Great Moments in Comics: Lois & Clark!

As I've mentioned, these last few weeks of DC Comics have managed to be both sad and anticlimactic. Beginning next week, the company effects a complete overhaul of its flagship titles and all its characters, radically changing the origins, powers, relationships, and back-stories of all its best-known (and lesser-known) heroes. DC is pouring all its energies into this "new 52" revamp, and that's had the predictable effect of throwing all of its ongoing monthly titles into the shade. Readers - even loyal fans - have wondered what the point is of buying their favorite titles when everything about those titles is going to change completely in only a few weeks. And there's been a side-effect as well: all the writers of these various ongoing titles at some point realized that they were every bit as big a part of comics history as the new writers and artists who'll be mucking around with greatness in September: each one of these current creators is shutting down some comics, and many of those comics have been around for most of the last century. In its own sad way, that's some epic stuff - take Paul Cornell, for instance. His name is unknown to me, but this week he's the guy who's writing the last issue of "Action Comics" as we know it. That's a weirdly abrupt kind of responsibility.

He wraps up the ongoing storyline in which Superman and his allies defeat a group of marauding Doomsday clones, and then he gives Superman fans a Great Moment very much like what they've been looking for all these last weeks. Lois and Clark are enjoying a quiet dinner together, and Clark is confessing his worry to her that his friends and allies look up to him for all the wrong reasons, that they're willing to sacrifice themselves for him and maybe shouldn't be. And Lois tells him:
People know the most important thing about your identity ... that, whoever they are, you're like them. A human being. Hitler said he'd made "the superman," Stalin was called "the man of steel" ... but no, one look at you, and no, never, you blow that out of the water ... because people know who the real Superman is. It's this decent guy with the silly smile who's sometimes a little old-fashioned, who lives a whole human life. Who fell in love and got married.

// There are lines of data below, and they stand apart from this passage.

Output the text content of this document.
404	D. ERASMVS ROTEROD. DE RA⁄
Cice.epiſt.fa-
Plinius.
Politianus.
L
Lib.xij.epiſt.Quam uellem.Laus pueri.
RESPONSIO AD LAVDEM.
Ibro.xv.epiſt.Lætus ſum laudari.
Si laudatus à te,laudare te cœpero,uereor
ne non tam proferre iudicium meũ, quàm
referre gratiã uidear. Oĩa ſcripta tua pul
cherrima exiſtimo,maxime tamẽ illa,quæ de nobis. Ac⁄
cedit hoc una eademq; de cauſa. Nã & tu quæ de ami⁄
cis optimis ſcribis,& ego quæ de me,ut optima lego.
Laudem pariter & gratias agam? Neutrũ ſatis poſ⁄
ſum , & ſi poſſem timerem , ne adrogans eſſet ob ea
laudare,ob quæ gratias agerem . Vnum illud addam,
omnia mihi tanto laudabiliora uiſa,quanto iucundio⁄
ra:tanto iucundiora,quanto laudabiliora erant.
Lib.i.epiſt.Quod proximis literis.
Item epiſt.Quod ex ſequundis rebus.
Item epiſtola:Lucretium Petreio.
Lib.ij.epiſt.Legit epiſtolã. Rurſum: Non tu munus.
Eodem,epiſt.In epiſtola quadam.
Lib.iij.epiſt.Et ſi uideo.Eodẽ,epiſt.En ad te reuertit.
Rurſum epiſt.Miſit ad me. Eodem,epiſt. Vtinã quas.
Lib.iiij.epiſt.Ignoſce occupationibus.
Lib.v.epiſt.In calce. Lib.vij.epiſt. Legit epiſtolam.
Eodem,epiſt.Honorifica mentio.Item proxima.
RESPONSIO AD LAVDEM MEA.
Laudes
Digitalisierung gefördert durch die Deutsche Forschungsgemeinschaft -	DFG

Clark, coming from Krypton didn't make you Superman. Martha and Jonathan did. And thanks to your doubts and your fears and your absolute refusal to be above anyone ... you do them proud every day.

No fanfare, no massive action sequence ... nothing to match the bleak grandeur of "Whatever Happened to the Man of Tomorrow?" - but still: I can't help but feel a little edge in that "people know who the real Superman is."

 

1 comment:

Mike said...

Paul Cornell has his own Wikipedia entry! He's a longtime sf/fantasy/comics writer from the UK, who's mainly known over here as a Doctor Who novelist. He wrote a novel for Sylvester McCoy's doctor called "Human Nature" that became a terrifying and moving two-parter for David Tennant's Doctor, "Human Nature" and "Family of Blood." He appears to not only have a fertile imagination but an admirable work ethic!